The term that patients and caregivers would’ve heard called MRD (minimal residual disease). As long as the right kind of treatment is used this MRD (minimal residual disease) is fast becoming the benchmark of what a good regimen should be. This is still not being used by the federal authorities; the FDA for example for approving drugs. But all of us in the myeloma community are realizing that if a regimen or a drug can eliminate the disease that fast hopefully it can provide longer durations of response.
So, in that theme some regimens are coming up with even four drugs for newly diagnosed patients or multiple regimens even including new ones – some combinations and some even individual new immunotherapy drugs which are leading to this very deep response in heavily pre-treated patients.
One of the themes that has come out is this target called the BCMA (B-cell maturation antigen) that is present in myeloma cells, almost universally in myeloma cells. So, a lot of drugs, lots of immunotherapy including what patients may have heard about CAR T-cells, antibody drug conjugates, bispecific or BiTE antibodies etc. So, a lot of these strategies trying to target that one marker present in myeloma cells.
What we have heard is that in this same setting of immunotherapy there is longer data of good response with CAR T-cells, for example. There is more data that came out about the bispecific or BiTE antibodies. We also found some very interesting information about patients who may have been treated with this drug called for example Daratumumab (DARZALEX). Daratumumab (DARZALEX) is a drug, immunotherapy drug that goes against the marker CD38. Now we are seeing subsequent other drugs in the same landscape coming out which are showing that you can attack that marker, the CD38 again and again.

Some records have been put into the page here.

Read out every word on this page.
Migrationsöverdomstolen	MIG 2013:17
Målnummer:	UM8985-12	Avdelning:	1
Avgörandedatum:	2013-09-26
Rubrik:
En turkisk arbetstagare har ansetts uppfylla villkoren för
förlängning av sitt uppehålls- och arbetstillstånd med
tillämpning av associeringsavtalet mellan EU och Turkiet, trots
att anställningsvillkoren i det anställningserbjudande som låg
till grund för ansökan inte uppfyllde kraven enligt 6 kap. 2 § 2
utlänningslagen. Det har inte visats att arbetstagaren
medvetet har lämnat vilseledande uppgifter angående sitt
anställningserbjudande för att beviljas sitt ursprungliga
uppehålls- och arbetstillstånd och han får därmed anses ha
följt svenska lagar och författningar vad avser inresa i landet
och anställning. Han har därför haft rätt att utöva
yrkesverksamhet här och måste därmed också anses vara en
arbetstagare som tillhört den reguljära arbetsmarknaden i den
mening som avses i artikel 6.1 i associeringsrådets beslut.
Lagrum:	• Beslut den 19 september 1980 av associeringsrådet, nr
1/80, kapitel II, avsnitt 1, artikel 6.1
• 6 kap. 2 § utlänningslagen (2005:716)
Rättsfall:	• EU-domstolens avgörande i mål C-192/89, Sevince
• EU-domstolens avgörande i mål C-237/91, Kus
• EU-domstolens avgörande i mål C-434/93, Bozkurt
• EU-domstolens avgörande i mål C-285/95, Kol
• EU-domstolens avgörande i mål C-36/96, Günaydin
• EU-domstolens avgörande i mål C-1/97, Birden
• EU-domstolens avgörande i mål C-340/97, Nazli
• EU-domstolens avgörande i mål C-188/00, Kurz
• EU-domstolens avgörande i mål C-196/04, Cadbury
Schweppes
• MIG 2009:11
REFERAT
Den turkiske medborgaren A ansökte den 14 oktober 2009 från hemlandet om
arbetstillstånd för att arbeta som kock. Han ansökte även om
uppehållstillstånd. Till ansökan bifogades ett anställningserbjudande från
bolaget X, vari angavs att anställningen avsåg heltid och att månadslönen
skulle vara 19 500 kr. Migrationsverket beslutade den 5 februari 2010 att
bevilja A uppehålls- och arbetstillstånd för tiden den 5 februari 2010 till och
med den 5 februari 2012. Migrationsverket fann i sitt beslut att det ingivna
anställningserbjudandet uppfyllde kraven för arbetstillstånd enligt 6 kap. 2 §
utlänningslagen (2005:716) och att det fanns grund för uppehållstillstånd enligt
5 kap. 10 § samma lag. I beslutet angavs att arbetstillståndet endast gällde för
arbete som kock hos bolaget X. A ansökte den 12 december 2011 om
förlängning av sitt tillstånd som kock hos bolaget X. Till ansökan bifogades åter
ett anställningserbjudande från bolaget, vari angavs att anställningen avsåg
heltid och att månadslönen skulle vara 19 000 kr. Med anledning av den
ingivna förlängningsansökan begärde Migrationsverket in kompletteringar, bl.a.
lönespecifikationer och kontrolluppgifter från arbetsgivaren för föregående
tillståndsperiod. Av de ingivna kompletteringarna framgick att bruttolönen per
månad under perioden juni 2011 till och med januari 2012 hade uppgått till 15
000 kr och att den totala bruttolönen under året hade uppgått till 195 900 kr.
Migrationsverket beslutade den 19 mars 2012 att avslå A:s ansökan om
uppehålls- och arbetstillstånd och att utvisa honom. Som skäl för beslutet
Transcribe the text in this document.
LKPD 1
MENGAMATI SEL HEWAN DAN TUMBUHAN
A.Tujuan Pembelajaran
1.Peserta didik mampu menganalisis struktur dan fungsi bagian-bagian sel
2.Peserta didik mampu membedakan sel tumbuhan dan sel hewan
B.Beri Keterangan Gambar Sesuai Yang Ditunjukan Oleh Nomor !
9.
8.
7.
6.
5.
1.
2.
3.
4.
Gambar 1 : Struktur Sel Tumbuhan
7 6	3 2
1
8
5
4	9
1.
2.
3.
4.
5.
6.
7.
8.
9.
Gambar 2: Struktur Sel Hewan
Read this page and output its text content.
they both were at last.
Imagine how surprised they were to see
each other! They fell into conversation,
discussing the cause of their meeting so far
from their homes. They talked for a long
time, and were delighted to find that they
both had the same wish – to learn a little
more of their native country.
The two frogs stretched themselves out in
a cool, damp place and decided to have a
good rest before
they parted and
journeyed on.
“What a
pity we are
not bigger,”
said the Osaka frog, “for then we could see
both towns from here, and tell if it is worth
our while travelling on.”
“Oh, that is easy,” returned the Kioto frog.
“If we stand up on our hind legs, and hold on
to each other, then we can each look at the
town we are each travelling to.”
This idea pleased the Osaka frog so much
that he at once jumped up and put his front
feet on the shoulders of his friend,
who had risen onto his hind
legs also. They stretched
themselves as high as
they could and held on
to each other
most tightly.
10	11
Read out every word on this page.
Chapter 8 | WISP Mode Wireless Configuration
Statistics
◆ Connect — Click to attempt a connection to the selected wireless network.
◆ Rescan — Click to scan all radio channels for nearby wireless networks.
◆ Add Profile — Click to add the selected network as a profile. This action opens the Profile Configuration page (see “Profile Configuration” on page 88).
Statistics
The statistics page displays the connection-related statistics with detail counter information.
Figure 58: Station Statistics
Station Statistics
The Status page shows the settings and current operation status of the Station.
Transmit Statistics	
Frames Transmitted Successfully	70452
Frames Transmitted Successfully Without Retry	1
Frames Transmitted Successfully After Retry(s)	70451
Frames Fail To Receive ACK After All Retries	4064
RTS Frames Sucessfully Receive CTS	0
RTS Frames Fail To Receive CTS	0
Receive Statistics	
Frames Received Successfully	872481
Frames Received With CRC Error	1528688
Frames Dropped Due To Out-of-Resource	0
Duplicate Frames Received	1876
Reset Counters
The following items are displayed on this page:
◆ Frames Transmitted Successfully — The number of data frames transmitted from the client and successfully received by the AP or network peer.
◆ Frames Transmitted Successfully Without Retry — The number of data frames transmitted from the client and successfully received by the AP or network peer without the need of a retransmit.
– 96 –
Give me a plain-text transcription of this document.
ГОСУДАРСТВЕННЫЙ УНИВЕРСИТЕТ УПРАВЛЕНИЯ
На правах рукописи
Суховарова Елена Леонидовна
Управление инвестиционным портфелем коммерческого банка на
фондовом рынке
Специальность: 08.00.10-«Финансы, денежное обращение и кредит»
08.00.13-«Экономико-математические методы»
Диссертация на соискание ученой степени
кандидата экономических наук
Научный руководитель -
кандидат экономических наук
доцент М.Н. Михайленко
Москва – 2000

In the past, the thought was that once if the patient was treated by a drug that targets one particular marker that whole pathway or that mechanism of action is gone, but there was data presented at ASH, which we are all very encouraged about. Patients who have let’s say have been treated with Daratumumab (DARZALEX) so one drug affecting that pathway – when they had disease progression at some point they were treated with a brand-new drug going on in for that pathway and the patients got very good deep responses.
The same MRD (minimal residual disease) was cleared in some cases within a month so that tells us that we attack the same pathway again. That is a huge news for us because we don’t want to be in a situation that we have four or five drugs using a pathway or exploiting myeloma based on a pathway and the patient can only get one of them so that is a –-that would be a concern. We think that 2020 is going to be another big year for multiple myeloma treatment because we expect maybe two to three hopefully around that many new drugs to be approved in the myeloma treatment field.
Majority of these will be in fact –- we think most of them will be for patients who have been previously treated, but if you can imagine the theme is earlier effective treatment for a deep response to keep the disease quiet and when the disease comes back using strategies that can eliminate the disease all over again using these new immunotherapy targets, so that we can keep the disease quiet for a very long period of time.